The year 1880 was notable for the retiral of two officials of the Society who had given long and faithful service. Mr Alexander, who had been treasurer almost from the beginning, was defeated at the annual meeting held in March, Mr James M‘Murran, Glasgow Eastern, receiving the greater number of votes. At the same meeting Mr Andrew Brown, who had been president of the Federation from 1872, intimated that it was not his intention to seek re-election, his reason for this course being that his society, Paisley Provident, had decided to open a bakery of their own. At the following quarterly meeting the delegates decided to present Mr Brown with £30 as a token of esteem for the manner in which he had conducted the business of the Society during the years in which he had been president. This decision called forth a protest from Paisley Equitable Society—in the first place from the committee of the society, and later by the authority of a quarterly meeting—but the committee of the Baking Federation held that as the decision had been that of the delegates the matter was one in which they could not interfere, and in due course the presentation to Mr Brown took place. Mr Alexander Fraser, Busby, was elected president in succession to Mr Brown, and during his term of office the Society entered on a period of prosperity much greater than any which had been experienced hitherto.

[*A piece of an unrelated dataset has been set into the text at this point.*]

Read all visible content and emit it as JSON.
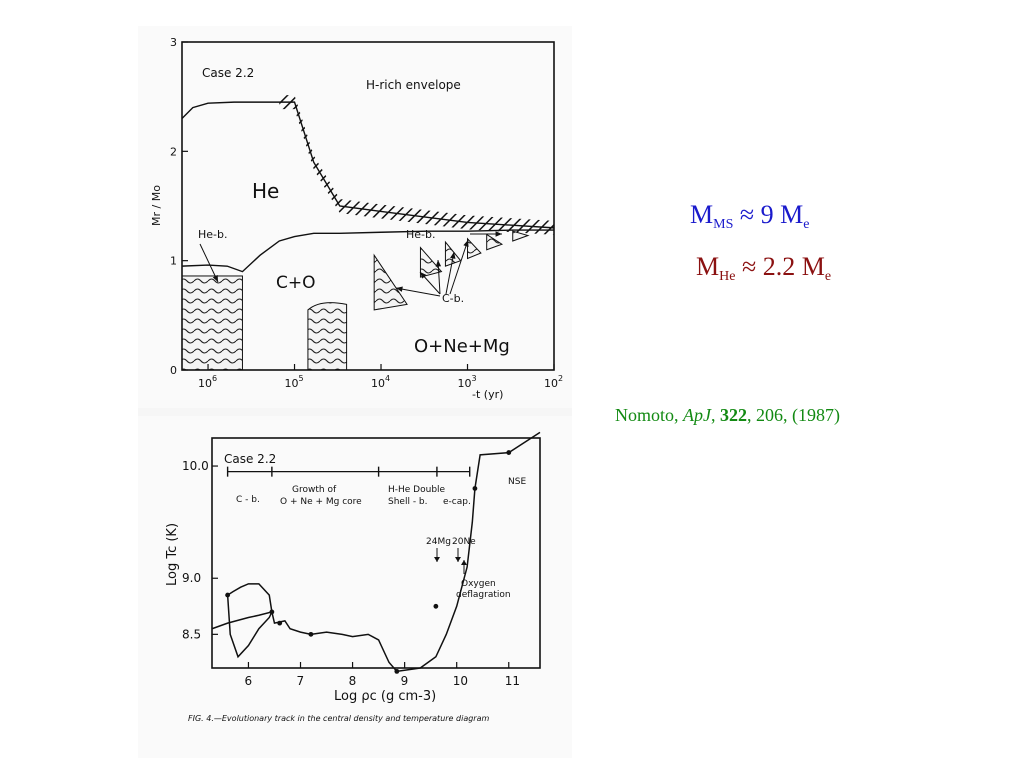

By the withdrawal of Johnstone and Parkhead societies the membership of the Federation now numbered only twenty-one societies, and for four quarters there was no addition. But although societies did not join up with the Federation very rapidly customers on a non-member basis were coming in. First there was a request from Allander Society for supplies, coupled with the promise that in a very short time an application for membership would follow, and the committee agreed to supply them provided that the accounts were settled fortnightly. In September the Society was admitted to membership. Owing to the coming withdrawal of Paisley Provident Society the committee took energetic steps to make good the deficit in the output which would occur when this took place. They selected Greenock district as a likely field to tap, with such good results that Greenock East-End Society soon became purchasers and were admitted to membership early in the following year. Port-Glasgow Society followed, and after a little Ann Street Society, Greenock, became a customer, to be followed shortly afterwards by Dalmuir, Clydebank, and Cowlairs societies. Then came Clippens Society and Greenock Industrial. To get in all these societies, however, had taken nearly two years, and there had been decided fluctuations in the output during the period. With the withdrawal of Paisley Provident Society, notwithstanding the increased trade which came from Greenock, the number of sacks baked had dropped from 235 in the 48th quarter to 186 in the 51st; then there began a gradual rise until the 63rd quarter showed an average output of 267 sacks per week. The withdrawal of Paisley Provident Society had meant a loss to the Baking Society of trade amounting to about £2,000 a quarter.